Amina Sidow, 40 ans, est arrivée à al-Hidaya de Lower Shabelle avec ses cinq enfants quelques jours avant notre conversation. Elle a dit que la sécheresse de cette année était la pire qu’elle ait jamais connue. « En 2011, il y a eu de l’aide. Les vaches sont devenues très maigres, mais elles ne sont pas mortes », a-t-elle déclaré à The Intercept, assise devant sa minuscule maison truquée par un jury : plusieurs morceaux de bâche en plastique effilochée, superposés et tendus sur un cadre de branches d’arbres tordues. « Maintenant, tous nos animaux sont morts.
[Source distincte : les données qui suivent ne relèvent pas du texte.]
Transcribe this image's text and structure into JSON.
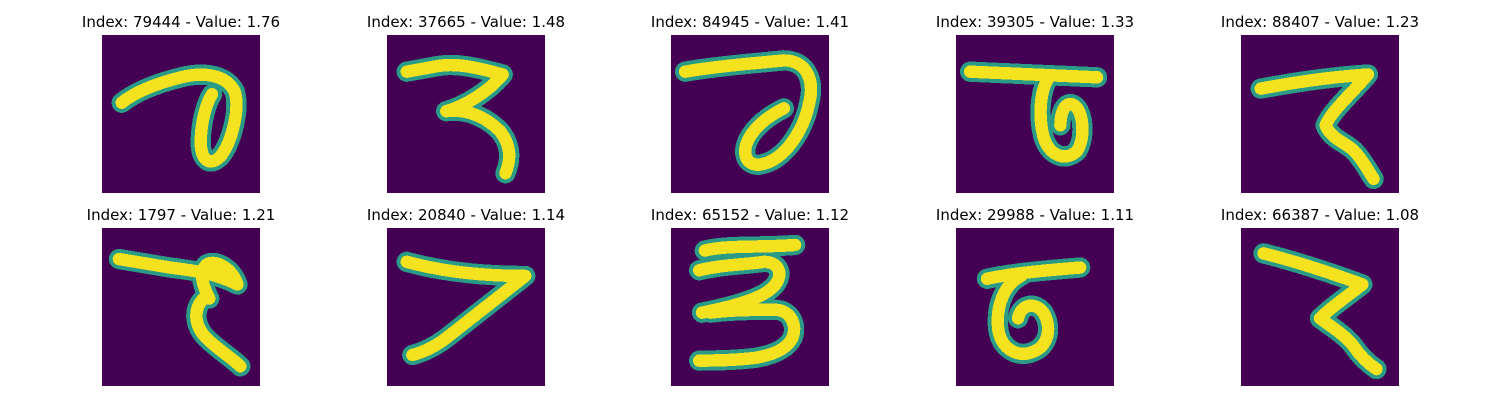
{
  "colors": {
    "background": "#440154",
    "stroke_core": "#f5e21f",
    "stroke_halo": "#2a9b87",
    "text": "#000000"
  },
  "panels": [
    {
      "title": "Index: 79444 - Value: 1.76",
      "glyph": "glyph-79444"
    },
    {
      "title": "Index: 37665 - Value: 1.48",
      "glyph": "glyph-37665"
    },
    {
      "title": "Index: 84945 - Value: 1.41",
      "glyph": "glyph-84945"
    },
    {
      "title": "Index: 39305 - Value: 1.33",
      "glyph": "glyph-39305"
    },
    {
      "title": "Index: 88407 - Value: 1.23",
      "glyph": "glyph-88407"
    },
    {
      "title": "Index: 1797 - Value: 1.21",
      "glyph": "glyph-1797"
    },
    {
      "title": "Index: 20840 - Value: 1.14",
      "glyph": "glyph-20840"
    },
    {
      "title": "Index: 65152 - Value: 1.12",
      "glyph": "glyph-65152"
    },
    {
      "title": "Index: 29988 - Value: 1.11",
      "glyph": "glyph-29988"
    },
    {
      "title": "Index: 66387 - Value: 1.08",
      "glyph": "glyph-66387"
    }
  ]
}
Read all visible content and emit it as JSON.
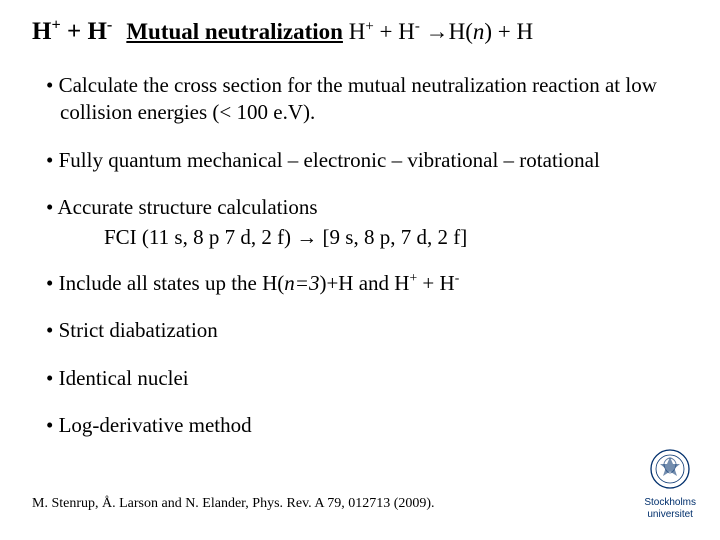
{
  "title": {
    "formula_left": "H<sup>+</sup> + H<sup>-</sup>",
    "underline": "Mutual neutralization",
    "rest": " H<sup>+</sup> + H<sup>-</sup> →H(<span class='italic'>n</span>) + H"
  },
  "bullets": [
    "Calculate the cross section for the mutual neutralization reaction at low collision energies (&lt; 100 e.V).",
    "Fully quantum mechanical – electronic – vibrational – rotational",
    "Accurate structure calculations",
    "Include all states up the H(<span class='italic'>n=3</span>)+H and H<sup>+</sup> + H<sup>-</sup>",
    "Strict diabatization",
    "Identical nuclei",
    "Log-derivative method"
  ],
  "subline": "FCI (11 s, 8 p 7 d, 2 f) → [9 s, 8 p, 7 d, 2 f]",
  "citation": "M. Stenrup, Å. Larson and N. Elander, Phys. Rev. A 79, 012713 (2009).",
  "logo": {
    "line1": "Stockholms",
    "line2": "universitet"
  },
  "colors": {
    "text": "#000000",
    "logo": "#002f6c",
    "background": "#ffffff"
  }
}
Nous avons tout perdu.
Photo: Nick Turse
Les pénuries d’eau ont entraîné une augmentation des maladies parmi le bétail – même parmi les chameaux et les chèvres, qui sont généralement plus résistantes que les vaches – de faibles taux de natalité, une diminution de la production de lait et des décès. Cela conduit à un manque de nutriments vitaux, tels que le lait et les protéines, en particulier pour les enfants. Même lorsque le bétail ne meurt pas, sa santé et son poids amoindris ont entraîné une baisse de la valeur sur le marché, ce qui a nui aux revenus des ménages. Les troupeaux mettent souvent cinq ans ou plus à se reconstituer après des chocs catastrophiques, et de nombreux ménages d’éleveurs et d’agriculteurs ne se sont pas encore remis d’une sécheresse en 2016 et 2017 lorsque l’actuelle a commencé en octobre 2020. De nombreux déplacés à al-Hidaya ont déclaré avoir tout perdu. leurs animaux à la sécheresse ou les avaient vendus, laissant présager des années extrêmement difficiles à venir pour de nombreux déplacés.
“Le changement climatique provoque le chaos”, a déclaré le secrétaire général de l’ONU, António Guterres, lors d’une visite en Somalie en avril, notant que le pays a connu une série sans précédent de cinq saisons des pluies insuffisantes consécutives. « Les communautés pauvres et vulnérables sont poussées par la sécheresse au bord de la famine, et la situation peut empirer.
« Nous voulons nous aider. Mais en ce moment, nous avons besoin de quelqu’un pour nous aider.
Pour Sidow, dont le mari est décédé il y a six mois, “pire” est difficile à imaginer. « Nous n’avons aucun moyen de construire un abri convenable. Pas de matériel », a-t-elle dit en levant les mains puis en les laissant tomber sur ses genoux. « Nous avons besoin d’eau. Nous avons besoin de nourriture. Nous voulons travailler, être productifs, mais que pouvons-nous faire ? Nous voulons nous aider. Mais en ce moment, nous avons besoin de quelqu’un pour nous aider.